Добавить в цитаты Настройки чтения

Страница 28 из 40

— Я не буду одеваться. Я никуда не еду.

Освальд пожал плечами.

— Очень хорошо.

На короткое мгновение она решила, что выиграла, пока не увидела, что он целенаправленно приближается к ней. В нем была такая мощь, такая пугающая сила, что Белинда пятилась, не отводя от него глаз, пока не наткнулась на кушетку.

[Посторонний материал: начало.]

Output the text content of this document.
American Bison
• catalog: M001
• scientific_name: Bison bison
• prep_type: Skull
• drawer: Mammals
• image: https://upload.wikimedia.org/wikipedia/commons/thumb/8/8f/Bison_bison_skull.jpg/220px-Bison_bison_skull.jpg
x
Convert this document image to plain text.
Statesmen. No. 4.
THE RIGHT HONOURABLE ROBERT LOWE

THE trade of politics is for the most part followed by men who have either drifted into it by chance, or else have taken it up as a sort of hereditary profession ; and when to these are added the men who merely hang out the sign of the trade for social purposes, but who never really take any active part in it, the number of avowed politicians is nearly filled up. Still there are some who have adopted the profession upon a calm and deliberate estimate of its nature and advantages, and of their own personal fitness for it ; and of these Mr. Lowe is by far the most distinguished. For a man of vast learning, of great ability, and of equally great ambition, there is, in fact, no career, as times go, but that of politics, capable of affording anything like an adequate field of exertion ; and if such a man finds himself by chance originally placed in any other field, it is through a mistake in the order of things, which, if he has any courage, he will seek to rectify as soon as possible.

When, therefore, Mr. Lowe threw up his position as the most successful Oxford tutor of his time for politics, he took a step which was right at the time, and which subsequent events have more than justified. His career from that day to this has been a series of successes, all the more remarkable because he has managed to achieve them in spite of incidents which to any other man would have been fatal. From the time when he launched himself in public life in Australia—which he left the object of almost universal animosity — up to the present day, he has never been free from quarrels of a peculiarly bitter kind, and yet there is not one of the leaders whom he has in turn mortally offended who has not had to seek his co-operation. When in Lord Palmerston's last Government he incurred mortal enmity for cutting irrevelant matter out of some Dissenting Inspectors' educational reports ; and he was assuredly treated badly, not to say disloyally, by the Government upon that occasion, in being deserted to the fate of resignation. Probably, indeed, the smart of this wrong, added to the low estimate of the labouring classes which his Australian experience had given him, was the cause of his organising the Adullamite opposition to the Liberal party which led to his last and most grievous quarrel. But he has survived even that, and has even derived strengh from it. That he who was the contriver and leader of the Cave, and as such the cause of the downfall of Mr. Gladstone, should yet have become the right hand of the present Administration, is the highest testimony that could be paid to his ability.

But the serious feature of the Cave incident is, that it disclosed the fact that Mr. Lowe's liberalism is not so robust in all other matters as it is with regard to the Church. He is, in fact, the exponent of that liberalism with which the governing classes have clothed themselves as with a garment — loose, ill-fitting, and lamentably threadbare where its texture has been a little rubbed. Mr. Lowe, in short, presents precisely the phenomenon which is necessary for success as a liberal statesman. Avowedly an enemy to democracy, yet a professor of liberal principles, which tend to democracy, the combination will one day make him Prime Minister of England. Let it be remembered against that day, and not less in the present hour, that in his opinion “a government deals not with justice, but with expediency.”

— Я же сказала тебе, что никуда не поеду!

Не обращая внимания на протесты, он начал развязывать пояс ее халата. Задыхаясь от волнения, молодая женщина попыталась оттолкнуть его руки.

— Я не желаю, чтобы ты одевал меня!

— Ты не поверишь, но сейчас я думаю о том, как бы раздеть тебя.

Освальд чуть раздвинул полы ее халата, провел пальцами по кружеву ее бюстгальтера, и Белинда моментально почувствовала, как неистово забилось ее сердце, а колени подкосились.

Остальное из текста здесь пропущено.